Oh, and we don't have any water to fight all these fires because we're in an unprecedented, historical drought. So that's awesome.

Meanwhile, Colorado and other states still had snow. IN MAY. Hurricane season is practically lasting all year, tornadoes are getting more destructive, and we're seeing record breaking weather every single season in all parts of the world. Coastal communities are already having to deal with rising waters, scooting their structures back. New Jersey already has regulations in place for new construction due to the rising waters and frequent storms.
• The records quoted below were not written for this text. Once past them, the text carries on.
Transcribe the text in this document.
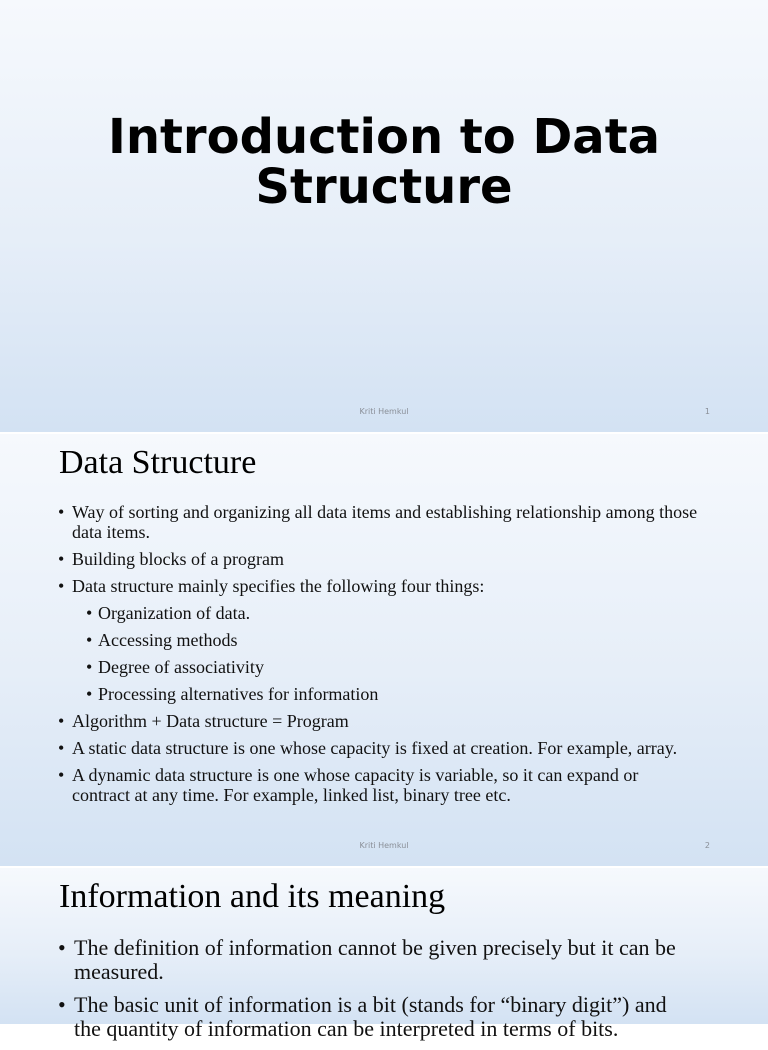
Introduction to Data Structure
Kriti Hemkul	1
Data Structure
• Way of sorting and organizing all data items and establishing relationship among those data items.
• Building blocks of a program
• Data structure mainly specifies the following four things:
• Organization of data.
• Accessing methods
• Degree of associativity
• Processing alternatives for information
• Algorithm + Data structure = Program
• A static data structure is one whose capacity is fixed at creation. For example, array.
• A dynamic data structure is one whose capacity is variable, so it can expand or contract at any time. For example, linked list, binary tree etc.
Kriti Hemkul	2
Information and its meaning
• The definition of information cannot be given precisely but it can be measured.
• The basic unit of information is a bit (stands for “binary digit”) and the quantity of information can be interpreted in terms of bits.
But somehow, SOMEHOW, there's still doubt as to whether climate change is real, whether our activities are having an effect on the world's climate. It's not just that the ice caps in the arctic circle are melting thousands of miles away, affecting some sorry polar bear and human populations we don't really care about. This is what climate change looks like. We're living it right now, yet we're sticking our heads in the sand, going "weeeeeelllll I don't know."

We're still mining the earth for coal (awful) and stones (stupid), and then are shocked at safety violations when mines collapse and kill dozens or hundreds. We're still bringing new oil pipelines across our lands after SO MANY of them have burst and destroyed the environments they inhabit, not to mention the people that live there. We're watching elephants disappear before our very eyes so we can sell their teeth and use the money to fund terrorist groups that kidnap thousands of school kids, selling them to slavery, turning them into prostitutes, or forcing them to become soldiers. We're auctioning off the opportunity for some rich fuck to kill an endangered rhino to "save the species" (how?) for not even much money - $300,000, not even half a million - and we have no idea that money will ever see a conservation group. 

Women around the world, including right here in the United States, fear for their lives every single day. Around the world, women get raped all the time and authority figures do nothing. That happens sometimes here, too - and women learn to stay quiet about assault and abuse because it only makes it worse to say anything. And the rest of us wonder if today will be the day some spurned boy decides to bring a gun into public because he's lonely. Or whether we're wearing anything too revealing (because that's asking for it), or if we'll be safe in a group  or safe walking home.

We're also putting kids in jail for having some weed, or for shoplifting (usually something minor), and then acting amazed when those kids get out and turn into adults who end right back up in jail. And kid jail isn't a rehabilitation facility - it's intense adult prison where the same rapes and same solitary confinement happens. To kids. Kids who may have been abused by their parents and acted out, or kids raised in deplorable conditions, or maybe even just kids who were shit heads. But kids who said goodbye to life before their teenage years were over.

Instead or actively working on solving any of these very important issues, we're talking about how some high profile newsroom editor (a woman, because this discussion doesn't exist for male editors) is "not very approachable." We're oggling celebrities who decide to not put on makeup to go to Starbucks. We're getting offended when a football rookie celebrates success with a kiss. We're listening to high profile bigots bitch about black people to black people (but we're not doing anything about it). We're closing abortion clinics because abortion is icky (except when we need one). We're arguing about whether marriage should be allowed for certain people. 

Seems like there are way more important things to worry about than the things we pay attention to. But we don't seem to care.